The new capital norms recommended by the RBI panel on NBFCs will not affect Shriram Transport Finance Company, (STFC), its Managing Director, Mr R. Sridhar, told Business Line today.
The proposed increase in tier-I capital to 12 per cent may affect a few other companies in the industry, since it is a bit steep, he said. STFC will manage comfortably because it has a tier-I capital adequacy of 18 per cent and another 6 per cent as tier-2, he said.
Regarding the application of asset classification and provisioning norms of banks to NBFCs, he said that borrowers from the NBFC industry would find this a bit difficult. Currently, NBFCs have a 180-day norm before an asset is recognised as NPA. Banks follow a 90-day norm.

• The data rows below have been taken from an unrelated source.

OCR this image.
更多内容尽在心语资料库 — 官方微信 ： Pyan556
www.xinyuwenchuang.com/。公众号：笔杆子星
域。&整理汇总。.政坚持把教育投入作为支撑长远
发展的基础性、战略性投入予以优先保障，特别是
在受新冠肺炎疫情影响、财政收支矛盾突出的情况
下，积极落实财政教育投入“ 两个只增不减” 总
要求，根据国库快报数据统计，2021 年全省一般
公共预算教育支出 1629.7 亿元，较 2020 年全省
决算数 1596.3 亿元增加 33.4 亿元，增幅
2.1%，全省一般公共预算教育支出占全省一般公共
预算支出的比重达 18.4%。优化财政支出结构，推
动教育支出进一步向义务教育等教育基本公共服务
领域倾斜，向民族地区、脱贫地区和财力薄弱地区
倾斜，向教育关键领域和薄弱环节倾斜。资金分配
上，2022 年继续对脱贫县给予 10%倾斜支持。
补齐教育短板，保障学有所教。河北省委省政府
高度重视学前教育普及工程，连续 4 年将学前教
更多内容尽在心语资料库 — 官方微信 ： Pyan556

Mr Sridhar said that they would represent to the RBI to give the industry some leeway on this requirement. In the meanwhile, he said, "We'll have to bring more fiscal discipline among our clients. Since the migration is proposed over 3 years or 12 quarters, we are hopeful that we can educate our borrowers also and get them ready."
He welcomed the proposal involving application of SARFAESI Act benefits to NBFCs as well as income-tax benefits for provisions made - which banks currently enjoy. He also said that a number of small NBFCs will go out of the RBI registration net if the recommendations of the working group appointed by the RBI is accepted. He said that based on the 12 per cent capital adequacy requirement, an NBFC with assets of at least Rs 50 crore (proposed threshold) would have to have net worth of Rs 10 crore as against the current minimum networth requirement of Rs 2 crore.